Stefan Th. Gries Colloquium
Stanford Linguistics is pleased to announce the following colloquium:
Stefan Th. Gries
University of California, Santa Barbara
Friday, January 15, 3:30 pm, Margaret Jacks 126
Reception immediately afterwards in the department lounge.
Thanks Arto!
Abstract
Corpus linguistics is inherently a distributional discipline: corpora contain nothing but things to count: frequencies of occurrence (of morphemes, words, lemmas, n-grams, utterances, texts, etc.), frequencies of co-occurrence (of words, words and patterns, patterns and patterns, etc.), and distributions of elements (of elements within and across files/texts/registers). Thus, any subject studied corpus-linguistically must be operationalized in terms of counts and dispersions.
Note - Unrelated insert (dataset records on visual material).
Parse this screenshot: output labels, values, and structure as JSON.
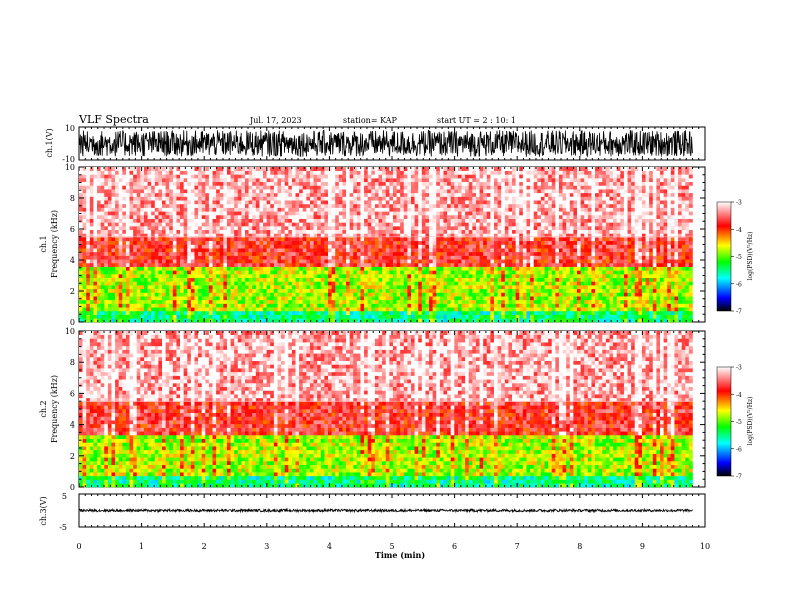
{
  "header": {
    "title": "VLF Spectra",
    "date": "Jul. 17, 2023",
    "station": "station= KAP",
    "start": "start UT =  2 : 10: 1"
  },
  "panels": {
    "ch1_wave": {
      "ylabel": "ch.1(V)",
      "ymax": "10",
      "ymin": "-10"
    },
    "ch1_spec": {
      "ylabel_line1": "ch.1",
      "ylabel_line2": "Frequency (kHz)"
    },
    "ch2_spec": {
      "ylabel_line1": "ch.2",
      "ylabel_line2": "Frequency (kHz)"
    },
    "ch3_wave": {
      "ylabel": "ch.3(V)",
      "ymax": "5",
      "ymin": "-5"
    }
  },
  "colorbar": {
    "label": "log(PSD)(V²/Hz)",
    "ticks": [
      "-3",
      "-4",
      "-5",
      "-6",
      "-7"
    ],
    "colors": [
      "#ffffff",
      "#ff0000",
      "#ffff00",
      "#00ff00",
      "#00ffff",
      "#0000ff",
      "#000000"
    ]
  },
  "chart_data": [
    {
      "type": "line",
      "name": "ch1 waveform",
      "xlim": [
        0,
        9.8
      ],
      "ylim": [
        -10,
        10
      ],
      "ylabel": "ch.1(V)",
      "description_values": {
        "typical_range": [
          -8,
          8
        ]
      }
    },
    {
      "type": "heatmap",
      "name": "ch1 spectrogram",
      "xlim": [
        0,
        9.8
      ],
      "ylim": [
        0,
        10
      ],
      "yticks": [
        "0",
        "2",
        "4",
        "6",
        "8",
        "10"
      ],
      "ylabel": "Frequency (kHz)",
      "bands": [
        {
          "from_khz": 0,
          "to_khz": 0.6,
          "level": -5.5
        },
        {
          "from_khz": 0.6,
          "to_khz": 3.6,
          "level": -4.8
        },
        {
          "from_khz": 3.6,
          "to_khz": 5.5,
          "level": -3.8
        },
        {
          "from_khz": 5.5,
          "to_khz": 10,
          "level": -3.3
        }
      ]
    },
    {
      "type": "heatmap",
      "name": "ch2 spectrogram",
      "xlim": [
        0,
        9.8
      ],
      "ylim": [
        0,
        10
      ],
      "yticks": [
        "0",
        "2",
        "4",
        "6",
        "8",
        "10"
      ],
      "ylabel": "Frequency (kHz)",
      "bands": [
        {
          "from_khz": 0,
          "to_khz": 0.6,
          "level": -5.5
        },
        {
          "from_khz": 0.6,
          "to_khz": 3.4,
          "level": -4.8
        },
        {
          "from_khz": 3.4,
          "to_khz": 5.5,
          "level": -3.8
        },
        {
          "from_khz": 5.5,
          "to_khz": 10,
          "level": -3.3
        }
      ]
    },
    {
      "type": "line",
      "name": "ch3 waveform",
      "xlim": [
        0,
        9.8
      ],
      "ylim": [
        -5,
        5
      ],
      "ylabel": "ch.3(V)",
      "description_values": {
        "typical_range": [
          -0.4,
          0.4
        ]
      }
    }
  ],
  "xaxis": {
    "label": "Time (min)",
    "ticks": [
      "0",
      "1",
      "2",
      "3",
      "4",
      "5",
      "6",
      "7",
      "8",
      "9",
      "10"
    ],
    "xlim": [
      0,
      10
    ]
  }
}
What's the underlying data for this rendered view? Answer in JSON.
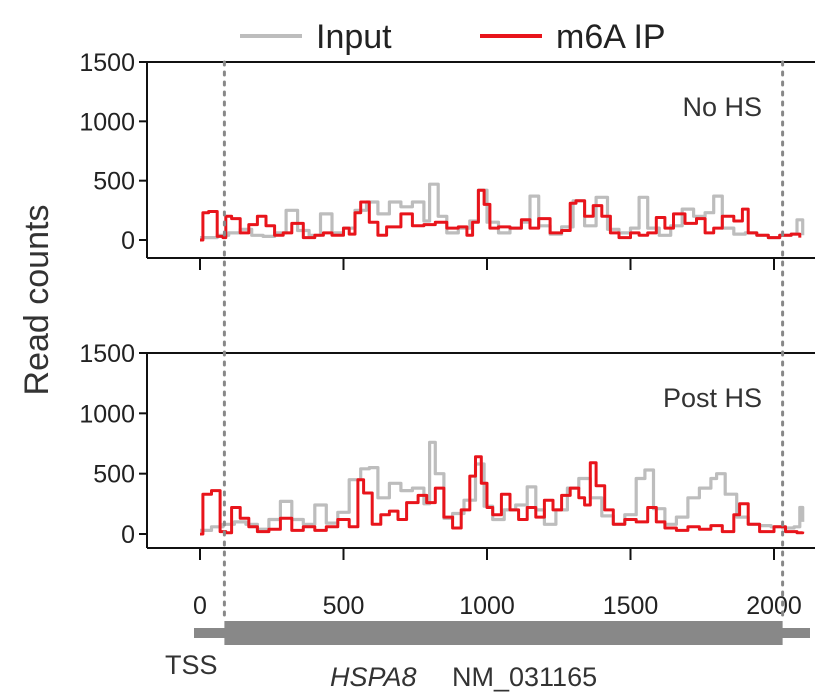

However, a decision in favor of a particular operationalization requires potentially treacherous decisions regarding the desired/required level of granularity. In many contemporary corpus-linguistic studies, such decisions are made arbitrarily and top-down/a priori. In this talk, I will argue in favor of (i) a more wide-spread use of different kinds of bottom-up approaches and (ii) more frequent and more thorough exploration as well as combination of different levels of granularity in corpus linguistic studies. To exemplify these arguments, I will use studies of register variation as well as diachronic change.